5. End of the curve and restart: You must now pick up speed. The feet return to their original position. The wing leans towards the water. You can pump a little to get the board going again and pump with the Wing if you need to.

 

In summary:

  1. Start your jibe with good speed and a crosswind.
  2. Tilt the board towards the water with the wing horizontal over your head. Engage the curve.
  3. Change the hand position when downwind to rotate the wing, while continuing to enter the curve.
  4. Make the switch. Don’t forget the little impulse on the back to give yourself some height before switching feet.
  5. Restart at the end of the curve by pumping.

 


SWITCH TO JIBE :

This technique consists of swapping feet before the curve. After performing a forward chassé step, the back foot and the front foot are exchanged. The heels are pressed down and the wing is raised above the head to engage the curve.

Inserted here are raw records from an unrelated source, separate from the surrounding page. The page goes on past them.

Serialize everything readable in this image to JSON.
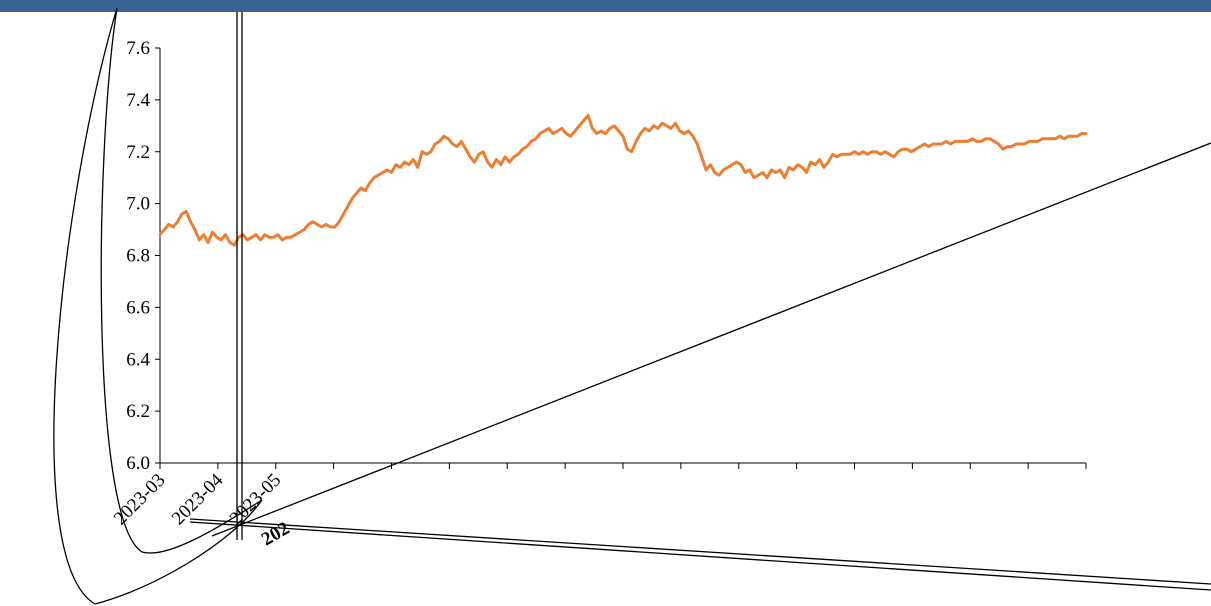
{
  "colors": {
    "header": "#3b6294",
    "series": "#ed7d31",
    "axis": "#000000"
  },
  "chart_data": {
    "type": "line",
    "title": "",
    "xlabel": "",
    "ylabel": "",
    "ylim": [
      6.0,
      7.6
    ],
    "y_ticks": [
      6.0,
      6.2,
      6.4,
      6.6,
      6.8,
      7.0,
      7.2,
      7.4,
      7.6
    ],
    "y_tick_labels": [
      "6.0",
      "6.2",
      "6.4",
      "6.6",
      "6.8",
      "7.0",
      "7.2",
      "7.4",
      "7.6"
    ],
    "x_tick_labels": [
      "2023-03",
      "2023-04",
      "2023-05",
      "",
      "",
      "",
      "",
      "",
      "",
      "",
      "",
      "",
      "",
      "",
      "",
      "",
      ""
    ],
    "x_fragment_label": "202",
    "grid": false,
    "legend": "none",
    "series": [
      {
        "values": [
          6.88,
          6.9,
          6.92,
          6.91,
          6.93,
          6.96,
          6.97,
          6.93,
          6.9,
          6.86,
          6.88,
          6.85,
          6.89,
          6.87,
          6.86,
          6.88,
          6.85,
          6.84,
          6.87,
          6.88,
          6.86,
          6.87,
          6.88,
          6.86,
          6.88,
          6.87,
          6.87,
          6.88,
          6.86,
          6.87,
          6.87,
          6.88,
          6.89,
          6.9,
          6.92,
          6.93,
          6.92,
          6.91,
          6.92,
          6.91,
          6.91,
          6.93,
          6.96,
          6.99,
          7.02,
          7.04,
          7.06,
          7.05,
          7.08,
          7.1,
          7.11,
          7.12,
          7.13,
          7.12,
          7.15,
          7.14,
          7.16,
          7.15,
          7.17,
          7.14,
          7.2,
          7.19,
          7.2,
          7.23,
          7.24,
          7.26,
          7.25,
          7.23,
          7.22,
          7.24,
          7.21,
          7.18,
          7.16,
          7.19,
          7.2,
          7.16,
          7.14,
          7.17,
          7.15,
          7.18,
          7.16,
          7.18,
          7.19,
          7.21,
          7.22,
          7.24,
          7.25,
          7.27,
          7.28,
          7.29,
          7.27,
          7.28,
          7.29,
          7.27,
          7.26,
          7.28,
          7.3,
          7.32,
          7.34,
          7.29,
          7.27,
          7.28,
          7.27,
          7.29,
          7.3,
          7.28,
          7.26,
          7.21,
          7.2,
          7.24,
          7.27,
          7.29,
          7.28,
          7.3,
          7.29,
          7.31,
          7.3,
          7.29,
          7.31,
          7.28,
          7.27,
          7.28,
          7.26,
          7.23,
          7.18,
          7.13,
          7.15,
          7.12,
          7.11,
          7.13,
          7.14,
          7.15,
          7.16,
          7.15,
          7.12,
          7.13,
          7.1,
          7.11,
          7.12,
          7.1,
          7.13,
          7.12,
          7.13,
          7.1,
          7.14,
          7.13,
          7.15,
          7.14,
          7.12,
          7.16,
          7.15,
          7.17,
          7.14,
          7.16,
          7.19,
          7.18,
          7.19,
          7.19,
          7.19,
          7.2,
          7.19,
          7.2,
          7.19,
          7.2,
          7.2,
          7.19,
          7.2,
          7.19,
          7.18,
          7.2,
          7.21,
          7.21,
          7.2,
          7.21,
          7.22,
          7.23,
          7.22,
          7.23,
          7.23,
          7.23,
          7.24,
          7.23,
          7.24,
          7.24,
          7.24,
          7.24,
          7.25,
          7.24,
          7.24,
          7.25,
          7.25,
          7.24,
          7.23,
          7.21,
          7.22,
          7.22,
          7.23,
          7.23,
          7.23,
          7.24,
          7.24,
          7.24,
          7.25,
          7.25,
          7.25,
          7.25,
          7.26,
          7.25,
          7.26,
          7.26,
          7.26,
          7.27,
          7.27
        ]
      }
    ]
  }
}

1. Starting position: This is the same as for the first manoeuvre.

2. Change of foot position/switch: Just before switching the supports, give a small impulse on the back foot to make the board go upwards and thus lighten your supports. At this moment, switch your supports on the board (during the ascending phase of your board). Your board will tend to nose down as your centre of gravity has shifted forward (hence the need to bring it up, which will give you a bit more flight time). This step will give you height and make it easier to relaunch. Once the impulse is given, a chassé step forward is performed. The position of the two feet is reversed. You end up with both heels towards the wing (downwind). The balance is better if the position of the front foot, slightly downwind, (and the back foot slightly upwind) makes it easier to enter the curve.

3. Engage the curve: Press the heels to engage the jibe. The board moves away from the wind. Gradually raise the wing above your head until you are almost horizontal. The curve should be constant and wide. This allows you to maintain speed until you exit the jibe. There is a nice feeling of acceleration when everything works well. Throughout the trajectory, you keep your support on your heels and not your toes to continue to enter the curve.

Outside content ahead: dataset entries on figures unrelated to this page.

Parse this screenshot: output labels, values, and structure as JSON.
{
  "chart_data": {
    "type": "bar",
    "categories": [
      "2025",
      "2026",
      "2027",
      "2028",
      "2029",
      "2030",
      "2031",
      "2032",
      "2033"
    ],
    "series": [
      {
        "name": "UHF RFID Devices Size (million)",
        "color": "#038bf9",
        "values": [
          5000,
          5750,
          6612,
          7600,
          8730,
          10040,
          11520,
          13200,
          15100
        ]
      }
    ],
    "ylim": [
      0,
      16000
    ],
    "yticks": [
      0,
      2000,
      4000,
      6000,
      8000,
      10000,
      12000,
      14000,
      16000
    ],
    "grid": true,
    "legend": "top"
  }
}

4. Changing the side of the wing :

The principle is the same as the first manoeuvre. Raise your wing slightly above your head (close to the horizontal) in order to make it change direction. The back hand takes the place of the front hand and vice versa.

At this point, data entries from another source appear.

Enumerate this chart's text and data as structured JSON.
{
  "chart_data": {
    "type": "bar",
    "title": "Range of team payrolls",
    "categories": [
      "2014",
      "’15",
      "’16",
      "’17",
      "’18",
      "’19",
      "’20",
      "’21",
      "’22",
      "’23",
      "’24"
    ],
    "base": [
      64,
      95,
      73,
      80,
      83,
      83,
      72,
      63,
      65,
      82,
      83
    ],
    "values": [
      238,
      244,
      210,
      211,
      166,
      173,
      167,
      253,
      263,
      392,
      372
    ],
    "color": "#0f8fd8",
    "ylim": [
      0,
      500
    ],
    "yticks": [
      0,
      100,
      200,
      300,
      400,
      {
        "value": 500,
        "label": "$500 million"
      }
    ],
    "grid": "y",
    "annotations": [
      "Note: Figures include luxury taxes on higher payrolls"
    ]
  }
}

5. End of curve and restart: You must now pick up speed. The feet return to their original position. The wing leans towards the water. You can pump a little to get the board going again. Look ahead of you and not at your feet to better control your trajectory.

 

In summary:

    1. Start your jibe with good speed and a crosswind.
    2. Switch your feet after giving a small impulse on the back foot to make the board go upwards and thus lighten your supports.
    3. Engage the curve by pressing down on the heels and gradually raising the wing above the head, until it is almost horizontal.
    4. Change the wing to the sideby swapping hands.
    5. Restart the speed at the end of the curve.

 


How to train :

  • To work on switching: on an edge, practice switching your feet without jibing, and sail in this position. (don’t forget to bring your board up before engaging your switch)
  • To work on the trajectory of the curve: at the beginning, it is possible to engage the first part of the curve and then return to the transverse trajectory and repeat several times without swapping supports. Practice making ‘S’s on the water, concentrating on changing the side of the wing.
  • To work on the rotation of the wing: without switching supports, practice making ‘S’s on the water, concentrating on the positioning of the wing.

 


Advanced tips/pros tips :

  • Look ahead to anticipate your trajectory. (The gaze directs the trajectory)
  • Coming into the curve with the wing a little overboard/with a little more power than necessary. This provides sufficient speed to complete the manoeuvre.
  • A bit of pumping on the exit of the curve allows to restart the board and the flight and to compensate for the lost speed.
  • The curve can be tightened by increasing the pressure on the heels or toes. You have more speed and a greater feeling of acceleration. It is therefore important to remember to lose as little speed as possible during the curve.